As much fun as it is to make complicated dishes that require lots of kitchen gadgets, there is no denying that there’s something incredibly satisfying about simple cooking. Once in a while I encounter a person who tells me that they never cook. When I ask why, I’m usually told that it’s because they are scared of the process.
And when I try to explain to these individuals that cooking doesn’t have to be complicated, I get a quick, “Well, you do a lot of it.” It’s hard for me to convince them otherwise, so we tend to drop the subject.
When I cook at home, my favorite foods to make require few ingredients. I enjoy making slaws and roasting veggies. A couple days a week, I will either bake or grill some fish. We’ll have a pasta dish one day, tofu and quinoa another. For dessert, Eric and I either have a bowl of ice cream or we will share a piece of fresh fruit, cut up in a bowl.
My mother-in-law, Kay, enjoys simple cooking even more than I do. Her dishes always contain the freshest ingredients and she lets the vegetables, meat, and fish that she uses speak for themselves. She’s the kind of cook who believes that people can add more salt to a dish if they’d like, so she never over seasons her food. Her desserts are equally as delicious, but are also shockingly easy to prepare.
The first time I saw Kay make a strawberry rhubarb kuchen (which is the German word for “cake”, but it can also be a tart), I was blown away. I’m still working on my pie crust-making skills, so when I witnessed that, instead of using a rolling pin, she just spread it out in the pan with her bare hands, I was thrilled.
The “filling” requires even less energy than the crust. Cut fruit, lemon juice, a sprinkle of cinnamon and sugar. And while rhubarb and strawberries are delightful seasonal ingredients to use, it can also be made with plums or peaches or apples. Of course, this goes wonderfully with ice cream, which is how we served it this past weekend.
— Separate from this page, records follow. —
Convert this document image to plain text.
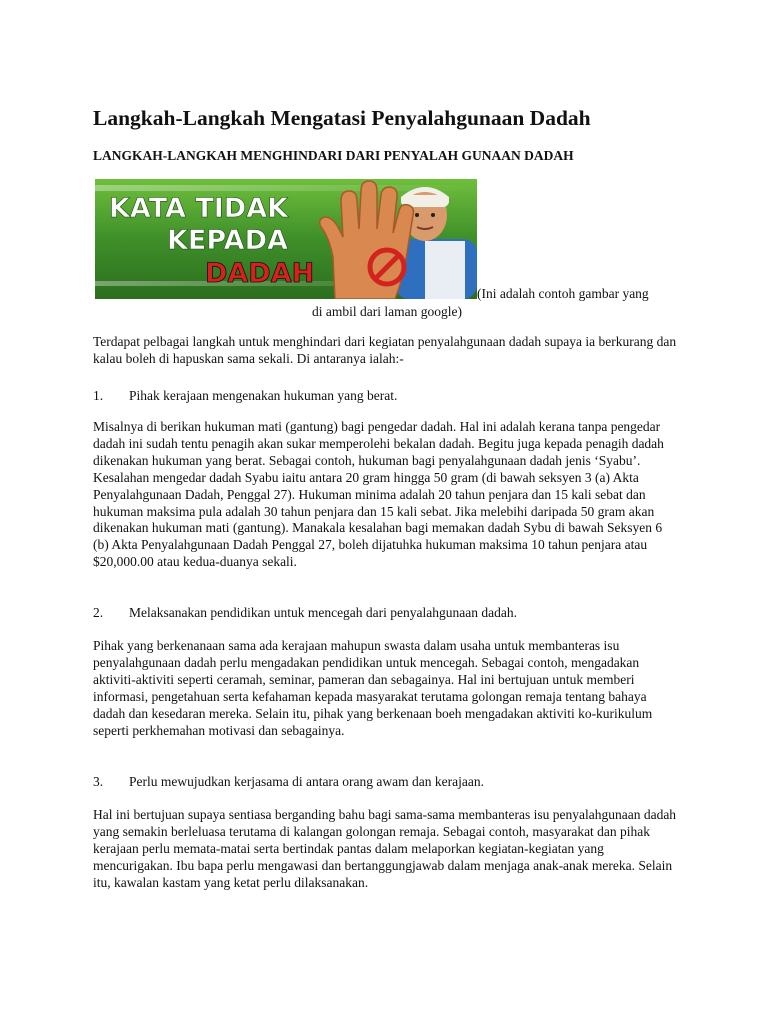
Langkah-Langkah Mengatasi Penyalahgunaan Dadah
LANGKAH-LANGKAH MENGHINDARI DARI PENYALAH GUNAAN DADAH
KATA TIDAK
KEPADA
DADAH
(Ini adalah contoh gambar yang
di ambil dari laman google)

Terdapat pelbagai langkah untuk menghindari dari kegiatan penyalahgunaan dadah supaya ia berkurang dan kalau boleh di hapuskan sama sekali. Di antaranya ialah:-

1. Pihak kerajaan mengenakan hukuman yang berat.

Misalnya di berikan hukuman mati (gantung) bagi pengedar dadah. Hal ini adalah kerana tanpa pengedar dadah ini sudah tentu penagih akan sukar memperolehi bekalan dadah. Begitu juga kepada penagih dadah dikenakan hukuman yang berat. Sebagai contoh, hukuman bagi penyalahgunaan dadah jenis ‘Syabu’. Kesalahan mengedar dadah Syabu iaitu antara 20 gram hingga 50 gram (di bawah seksyen 3 (a) Akta Penyalahgunaan Dadah, Penggal 27). Hukuman minima adalah 20 tahun penjara dan 15 kali sebat dan hukuman maksima pula adalah 30 tahun penjara dan 15 kali sebat. Jika melebihi daripada 50 gram akan dikenakan hukuman mati (gantung). Manakala kesalahan bagi memakan dadah Sybu di bawah Seksyen 6 (b) Akta Penyalahgunaan Dadah Penggal 27, boleh dijatuhka hukuman maksima 10 tahun penjara atau $20,000.00 atau kedua-duanya sekali.

2. Melaksanakan pendidikan untuk mencegah dari penyalahgunaan dadah.

Pihak yang berkenanaan sama ada kerajaan mahupun swasta dalam usaha untuk membanteras isu penyalahgunaan dadah perlu mengadakan pendidikan untuk mencegah. Sebagai contoh, mengadakan aktiviti-aktiviti seperti ceramah, seminar, pameran dan sebagainya. Hal ini bertujuan untuk memberi informasi, pengetahuan serta kefahaman kepada masyarakat terutama golongan remaja tentang bahaya dadah dan kesedaran mereka. Selain itu, pihak yang berkenaan boeh mengadakan aktiviti ko-kurikulum seperti perkhemahan motivasi dan sebagainya.

3. Perlu mewujudkan kerjasama di antara orang awam dan kerajaan.

Hal ini bertujuan supaya sentiasa berganding bahu bagi sama-sama membanteras isu penyalahgunaan dadah yang semakin berleluasa terutama di kalangan golongan remaja. Sebagai contoh, masyarakat dan pihak kerajaan perlu memata-matai serta bertindak pantas dalam melaporkan kegiatan-kegiatan yang mencurigakan. Ibu bapa perlu mengawasi dan bertanggungjawab dalam menjaga anak-anak mereka. Selain itu, kawalan kastam yang ketat perlu dilaksanakan.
Additional Note: A special thanks to Eric’s Aunt Lexa, who rescued my camera from the Cape and shipped it back to Boston. Without her, we’d have no post… and we’d all be very sad.
Strawberry Rhubarb Kuchen
(serves 8)
Ingredients
1 1/2 cups flour
1/4 cup sugar
1/2 cup butter, softened
1 egg
2 tbsp milk
1 cup strawberries, quartered
3 stalks of rhubarb, cut into thick chunks
Juice of 1 lemon
Cinnamon
Sugar
Directions
In a bowl, sift together flour and sugar. Cut in butter and mix until it looks like coarse meal. Slightly beat egg and milk; blend into flour mixture.
Flatten and press with hands to bottom and sides of an 8″ square pan or pie plate.
Toss four cups (or so) of cut fruit and press into dough. Soak with fresh lemon juice. Sprinkle on top with a mixture of cinnamon and sugar, and put some small dabs of butter on top. Bake for 40-50 minutes at 375 degrees.




You've hit my every strawberry rhubarb need with this. And also made me remember what I'm going to get at the Farmer's Market on Saturday…
It frustrates me to no end when people say that they don't have time to cook! Even a simple stir fry is better than take-out. Arrgh.
Amazing! I love your thoughts and this post…People don't realize how simple and restorative it is to cook and bake. I'm sorry we couldn't connect in Boston…our trip to New York got extended and we just flew into Colorado this afternoon. But we will continue to bond via the web!
Simple is very often the best! Strawberry and rhubarb are great together in a tart.
As much as I love simple food, I will never take it so far as to not season it. The tart sounds delicious though.